Здесь, похоже, ситуация складывалась принципиально иная.
— А чего их тереть-то, милай, — поднял голову бомж, и его интонации вдруг показались Оксане смутно знакомыми. — Чёрного кобеля не отмоешь добела. Все одно в машине у тебя будет темно, как в жопе у мавра. Не ведаешь, милый, куда рулишь…
— Что? — Рулевой страшно выругался и схватил бомжа за ватник на груди. — А ну, козёл, живо в пахоту! Ты, пидор, гребень, парашник, ложкомойник, дятел, сука, грёбаный чушок…[3]
Оксана, даром что была в форме, даже не вспомнила о присутствии рядом своего прямого начальства.

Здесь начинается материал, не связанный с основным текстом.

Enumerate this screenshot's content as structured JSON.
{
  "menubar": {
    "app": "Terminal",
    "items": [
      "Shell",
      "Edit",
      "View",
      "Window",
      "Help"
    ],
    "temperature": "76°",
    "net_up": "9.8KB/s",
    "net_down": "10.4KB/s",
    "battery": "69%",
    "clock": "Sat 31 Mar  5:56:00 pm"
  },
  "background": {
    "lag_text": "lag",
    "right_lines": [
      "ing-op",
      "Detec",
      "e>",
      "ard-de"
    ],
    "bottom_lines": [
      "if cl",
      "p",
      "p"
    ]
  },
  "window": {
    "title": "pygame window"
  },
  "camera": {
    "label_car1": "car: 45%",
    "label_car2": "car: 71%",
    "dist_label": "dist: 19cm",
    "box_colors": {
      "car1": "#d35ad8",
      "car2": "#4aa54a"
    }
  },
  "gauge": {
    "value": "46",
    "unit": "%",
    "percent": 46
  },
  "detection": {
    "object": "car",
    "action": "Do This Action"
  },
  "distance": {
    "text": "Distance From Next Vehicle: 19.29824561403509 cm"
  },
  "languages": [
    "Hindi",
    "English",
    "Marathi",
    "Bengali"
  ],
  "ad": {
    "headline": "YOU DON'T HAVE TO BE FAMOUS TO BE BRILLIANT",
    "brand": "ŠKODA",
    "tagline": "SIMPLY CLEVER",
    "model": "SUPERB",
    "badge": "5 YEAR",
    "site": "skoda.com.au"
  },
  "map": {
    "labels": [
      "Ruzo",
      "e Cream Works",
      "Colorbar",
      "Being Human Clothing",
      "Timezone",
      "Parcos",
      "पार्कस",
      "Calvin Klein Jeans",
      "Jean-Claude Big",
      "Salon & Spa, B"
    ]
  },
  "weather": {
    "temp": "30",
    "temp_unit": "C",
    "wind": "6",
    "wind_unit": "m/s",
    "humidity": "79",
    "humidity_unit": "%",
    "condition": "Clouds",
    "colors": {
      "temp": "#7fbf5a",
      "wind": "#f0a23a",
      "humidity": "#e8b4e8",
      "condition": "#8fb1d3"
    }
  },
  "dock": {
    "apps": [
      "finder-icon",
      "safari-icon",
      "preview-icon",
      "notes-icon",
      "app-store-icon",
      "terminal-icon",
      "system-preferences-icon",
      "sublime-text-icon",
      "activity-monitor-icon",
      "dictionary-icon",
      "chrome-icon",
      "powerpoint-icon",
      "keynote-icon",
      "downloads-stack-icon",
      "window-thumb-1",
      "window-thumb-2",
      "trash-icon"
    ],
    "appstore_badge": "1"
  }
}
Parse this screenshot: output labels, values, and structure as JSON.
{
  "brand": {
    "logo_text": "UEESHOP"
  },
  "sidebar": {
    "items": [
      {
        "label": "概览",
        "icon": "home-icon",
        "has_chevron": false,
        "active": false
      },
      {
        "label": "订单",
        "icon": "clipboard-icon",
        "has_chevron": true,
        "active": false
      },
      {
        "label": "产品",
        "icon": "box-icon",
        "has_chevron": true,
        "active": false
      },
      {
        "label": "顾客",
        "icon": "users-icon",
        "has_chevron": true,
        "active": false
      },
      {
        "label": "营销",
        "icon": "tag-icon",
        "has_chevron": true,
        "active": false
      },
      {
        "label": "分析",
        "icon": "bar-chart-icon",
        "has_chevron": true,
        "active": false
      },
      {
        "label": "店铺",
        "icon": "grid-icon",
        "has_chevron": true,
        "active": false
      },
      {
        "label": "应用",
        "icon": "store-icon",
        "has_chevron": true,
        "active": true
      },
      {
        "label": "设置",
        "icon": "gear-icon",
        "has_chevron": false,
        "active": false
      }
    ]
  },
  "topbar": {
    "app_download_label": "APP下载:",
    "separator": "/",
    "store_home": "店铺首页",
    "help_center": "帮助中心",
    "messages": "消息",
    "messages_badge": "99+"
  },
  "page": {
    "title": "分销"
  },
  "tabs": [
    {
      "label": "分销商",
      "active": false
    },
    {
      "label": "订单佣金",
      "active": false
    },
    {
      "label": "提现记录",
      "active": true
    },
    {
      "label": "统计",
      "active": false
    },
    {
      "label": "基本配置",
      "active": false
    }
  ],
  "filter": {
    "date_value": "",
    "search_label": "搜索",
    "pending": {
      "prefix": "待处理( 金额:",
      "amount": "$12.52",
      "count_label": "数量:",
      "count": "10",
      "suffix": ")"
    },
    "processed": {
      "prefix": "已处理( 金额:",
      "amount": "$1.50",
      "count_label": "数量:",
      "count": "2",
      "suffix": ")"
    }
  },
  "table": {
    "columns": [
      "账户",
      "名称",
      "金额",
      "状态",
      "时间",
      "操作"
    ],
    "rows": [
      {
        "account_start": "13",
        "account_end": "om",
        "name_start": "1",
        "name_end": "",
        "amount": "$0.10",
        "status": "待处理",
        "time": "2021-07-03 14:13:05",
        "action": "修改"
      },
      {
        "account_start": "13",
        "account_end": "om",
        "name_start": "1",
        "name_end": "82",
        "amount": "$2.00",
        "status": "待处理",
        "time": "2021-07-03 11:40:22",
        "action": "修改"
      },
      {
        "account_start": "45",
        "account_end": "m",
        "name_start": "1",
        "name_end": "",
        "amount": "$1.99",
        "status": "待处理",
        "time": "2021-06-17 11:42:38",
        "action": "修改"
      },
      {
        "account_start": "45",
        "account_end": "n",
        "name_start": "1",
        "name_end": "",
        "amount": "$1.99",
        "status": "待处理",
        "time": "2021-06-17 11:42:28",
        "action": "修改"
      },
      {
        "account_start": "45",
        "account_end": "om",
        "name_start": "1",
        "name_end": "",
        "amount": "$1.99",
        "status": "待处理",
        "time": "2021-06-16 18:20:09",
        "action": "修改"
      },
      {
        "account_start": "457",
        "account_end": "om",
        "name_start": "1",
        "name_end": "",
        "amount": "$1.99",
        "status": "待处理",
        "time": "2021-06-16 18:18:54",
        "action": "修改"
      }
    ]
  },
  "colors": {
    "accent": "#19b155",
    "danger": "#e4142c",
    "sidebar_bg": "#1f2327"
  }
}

Ну забывала она в таких случаях спрашивать разрешения — ругайте, наказывайте, подошла и с ходу вмазала носком туфли-лодочки водителю по ноге. Чуть пониже икры, аккурат в нервный узел. Тут же приласкала ладонью в почку, двинула коленом в бедро и от всей души, с каким-то зверским наслаждением засадила кулаком в печень. И кто говорит, будто женщина неспособна отправить мужчину в аут по причине невозможности нанести достаточно сильный удар, тот просто не стоял никогда под подобным ударом. «Правильный пацан» охнул, захрипел, ёкнул внутренними органами и, забыв про бомжа, начал укладываться на землю.
Однако упасть ему не дали. Сильные руки (на сей раз — мужские) схватили за воротник, и громкий голос рявкнул:
— Фамилия?
Это вмешался в происходившее подполковник Забелин. Тоже не постеснявшийся ни формы, ни присутствия подчинённой.